Empty or Unparseable Files
Track files that cannot be processed separately from outliers:
**Skipped files (not counted as outliers):**
| File | Reason |
|------|--------|
| docs/logo.png | Binary file (not text) |
| docs/data.json | No prose content detected |
| docs/snippet.md | Too short (38 words, minimum: 50) |
These files are excluded from analysis but do not affect outlier statistics.
Skip criteria:
- Binary files (images, PDFs without text extraction, etc.)
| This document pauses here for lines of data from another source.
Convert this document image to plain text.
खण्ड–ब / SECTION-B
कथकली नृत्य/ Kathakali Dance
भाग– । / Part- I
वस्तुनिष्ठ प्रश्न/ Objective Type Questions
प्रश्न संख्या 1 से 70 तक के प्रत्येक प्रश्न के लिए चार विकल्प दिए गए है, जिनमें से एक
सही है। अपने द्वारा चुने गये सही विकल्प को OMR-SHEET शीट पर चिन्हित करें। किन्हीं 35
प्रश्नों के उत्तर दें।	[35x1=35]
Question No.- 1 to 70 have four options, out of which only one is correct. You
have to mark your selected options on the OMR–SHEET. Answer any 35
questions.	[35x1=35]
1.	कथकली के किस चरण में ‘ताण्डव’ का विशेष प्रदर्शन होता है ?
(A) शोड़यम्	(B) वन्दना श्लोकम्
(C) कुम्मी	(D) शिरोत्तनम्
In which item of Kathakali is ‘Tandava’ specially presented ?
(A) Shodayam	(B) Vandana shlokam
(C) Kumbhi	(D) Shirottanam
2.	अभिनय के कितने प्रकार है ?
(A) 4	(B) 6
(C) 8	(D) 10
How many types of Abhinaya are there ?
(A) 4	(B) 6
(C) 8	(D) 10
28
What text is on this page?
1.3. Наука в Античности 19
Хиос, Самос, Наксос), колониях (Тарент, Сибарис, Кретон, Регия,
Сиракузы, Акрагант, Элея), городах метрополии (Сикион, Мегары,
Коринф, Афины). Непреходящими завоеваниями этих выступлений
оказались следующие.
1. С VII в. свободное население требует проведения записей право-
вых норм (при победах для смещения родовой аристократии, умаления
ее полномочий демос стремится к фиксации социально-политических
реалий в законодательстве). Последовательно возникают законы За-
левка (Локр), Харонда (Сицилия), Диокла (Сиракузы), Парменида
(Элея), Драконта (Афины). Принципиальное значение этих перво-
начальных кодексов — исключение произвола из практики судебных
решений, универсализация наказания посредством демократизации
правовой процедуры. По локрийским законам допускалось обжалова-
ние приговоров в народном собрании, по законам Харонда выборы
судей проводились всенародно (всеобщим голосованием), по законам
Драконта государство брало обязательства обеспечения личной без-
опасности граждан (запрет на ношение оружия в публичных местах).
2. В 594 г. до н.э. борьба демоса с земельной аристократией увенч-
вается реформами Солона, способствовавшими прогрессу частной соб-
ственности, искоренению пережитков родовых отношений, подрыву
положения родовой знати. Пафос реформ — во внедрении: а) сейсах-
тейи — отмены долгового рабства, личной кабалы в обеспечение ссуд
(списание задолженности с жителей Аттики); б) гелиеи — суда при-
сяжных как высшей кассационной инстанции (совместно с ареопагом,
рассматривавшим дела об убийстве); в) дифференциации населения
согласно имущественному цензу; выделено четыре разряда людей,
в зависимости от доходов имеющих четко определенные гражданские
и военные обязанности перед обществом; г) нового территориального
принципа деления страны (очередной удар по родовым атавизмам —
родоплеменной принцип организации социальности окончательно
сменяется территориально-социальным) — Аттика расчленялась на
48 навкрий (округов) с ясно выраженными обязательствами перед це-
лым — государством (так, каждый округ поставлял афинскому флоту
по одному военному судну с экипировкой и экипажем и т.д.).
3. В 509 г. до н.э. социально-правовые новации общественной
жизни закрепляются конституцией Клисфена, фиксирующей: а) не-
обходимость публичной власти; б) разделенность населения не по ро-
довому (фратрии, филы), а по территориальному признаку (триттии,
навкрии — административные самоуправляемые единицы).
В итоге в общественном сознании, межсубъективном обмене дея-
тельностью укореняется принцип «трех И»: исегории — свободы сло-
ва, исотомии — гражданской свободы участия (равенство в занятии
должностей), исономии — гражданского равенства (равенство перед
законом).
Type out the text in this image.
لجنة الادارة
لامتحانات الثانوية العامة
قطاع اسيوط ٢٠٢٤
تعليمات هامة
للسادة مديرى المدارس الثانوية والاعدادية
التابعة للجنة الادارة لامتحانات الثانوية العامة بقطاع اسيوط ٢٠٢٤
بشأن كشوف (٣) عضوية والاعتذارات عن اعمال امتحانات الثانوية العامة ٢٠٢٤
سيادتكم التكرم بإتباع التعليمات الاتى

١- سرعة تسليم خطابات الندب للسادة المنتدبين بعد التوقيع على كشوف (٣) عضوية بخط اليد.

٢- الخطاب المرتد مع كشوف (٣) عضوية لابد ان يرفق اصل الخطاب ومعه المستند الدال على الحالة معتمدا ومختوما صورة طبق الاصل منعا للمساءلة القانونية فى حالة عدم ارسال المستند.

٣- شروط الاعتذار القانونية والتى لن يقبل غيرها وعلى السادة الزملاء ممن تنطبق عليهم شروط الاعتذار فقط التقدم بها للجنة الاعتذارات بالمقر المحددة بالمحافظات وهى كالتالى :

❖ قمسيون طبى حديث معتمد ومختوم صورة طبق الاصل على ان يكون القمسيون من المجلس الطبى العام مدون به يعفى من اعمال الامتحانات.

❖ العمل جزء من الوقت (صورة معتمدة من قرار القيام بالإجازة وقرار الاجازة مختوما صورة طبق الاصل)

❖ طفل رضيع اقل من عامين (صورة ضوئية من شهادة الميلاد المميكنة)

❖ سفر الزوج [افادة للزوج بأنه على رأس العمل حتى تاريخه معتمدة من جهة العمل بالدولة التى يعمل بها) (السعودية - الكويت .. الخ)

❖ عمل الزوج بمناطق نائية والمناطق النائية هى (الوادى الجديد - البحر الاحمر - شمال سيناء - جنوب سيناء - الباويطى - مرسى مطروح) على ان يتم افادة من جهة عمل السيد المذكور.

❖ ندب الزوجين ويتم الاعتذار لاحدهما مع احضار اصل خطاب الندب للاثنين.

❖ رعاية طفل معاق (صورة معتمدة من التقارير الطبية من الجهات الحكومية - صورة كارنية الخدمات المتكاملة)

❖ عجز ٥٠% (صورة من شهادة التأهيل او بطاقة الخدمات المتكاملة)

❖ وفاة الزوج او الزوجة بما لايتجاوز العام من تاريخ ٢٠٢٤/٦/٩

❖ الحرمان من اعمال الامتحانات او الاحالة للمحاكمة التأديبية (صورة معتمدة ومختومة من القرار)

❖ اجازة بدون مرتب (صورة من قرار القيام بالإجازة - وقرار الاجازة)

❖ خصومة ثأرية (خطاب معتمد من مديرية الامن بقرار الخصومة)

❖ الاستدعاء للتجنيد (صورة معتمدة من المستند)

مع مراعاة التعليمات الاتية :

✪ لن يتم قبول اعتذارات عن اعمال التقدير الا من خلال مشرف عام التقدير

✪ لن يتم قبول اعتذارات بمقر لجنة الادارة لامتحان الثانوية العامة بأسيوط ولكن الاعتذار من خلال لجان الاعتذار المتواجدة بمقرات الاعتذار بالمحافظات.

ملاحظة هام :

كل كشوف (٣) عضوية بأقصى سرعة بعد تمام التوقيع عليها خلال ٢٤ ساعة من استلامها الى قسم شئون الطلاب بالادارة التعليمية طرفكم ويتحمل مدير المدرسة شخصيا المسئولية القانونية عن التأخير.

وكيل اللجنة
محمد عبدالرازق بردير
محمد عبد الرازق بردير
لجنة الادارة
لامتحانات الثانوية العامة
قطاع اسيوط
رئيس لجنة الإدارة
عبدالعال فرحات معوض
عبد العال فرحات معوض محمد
- Files with < 50 words of prose content
- Files that are primarily code (>80% code blocks)
- Files that are primarily structured data (JSON, YAML, tables only)
Inconsistent Patterns (Legacy Behavior)
If patterns conflict (e.g., some files formal, others casual) in single-pass mode:
⚠️ Inconsistent patterns detected
The analyzed content shows varying styles:
- Files 1-3: Formal (formality ~0.8)
- Files 4-5: Casual (formality ~0.3)
This may indicate:
- Multiple authors
- Different content types
- Style evolution over time
Recommendation: Extract from a more consistent subset of files.
Note: In incremental mode, this is handled automatically through outlier detection.
No Clear Patterns
If writing is too generic to extract distinctive patterns:
ℹ️ Generic writing style detected
The analyzed content doesn't show distinctive voice characteristics.
All parameters fall near default/neutral values.
This could mean:
- The writing intentionally avoids strong voice
- The content is reference/specification style
- More distinctive samples are needed
A "reference" style profile will be created with neutral settings.
Integration
This skill complements voice-architect:
- voice-architect: Create voice profiles interactively through questions
- voice-extractor: Derive voice profiles from existing writing samples
Both produce the same YAML format, usable with:
/prose:voice apply/prose:write(auto-applies project voice)- content-generator skill (loads active voice)
Remember: The goal is to capture authentic voice from real writing, enabling consistent personality across future content. Extract what makes the writing distinctive, not just average metrics.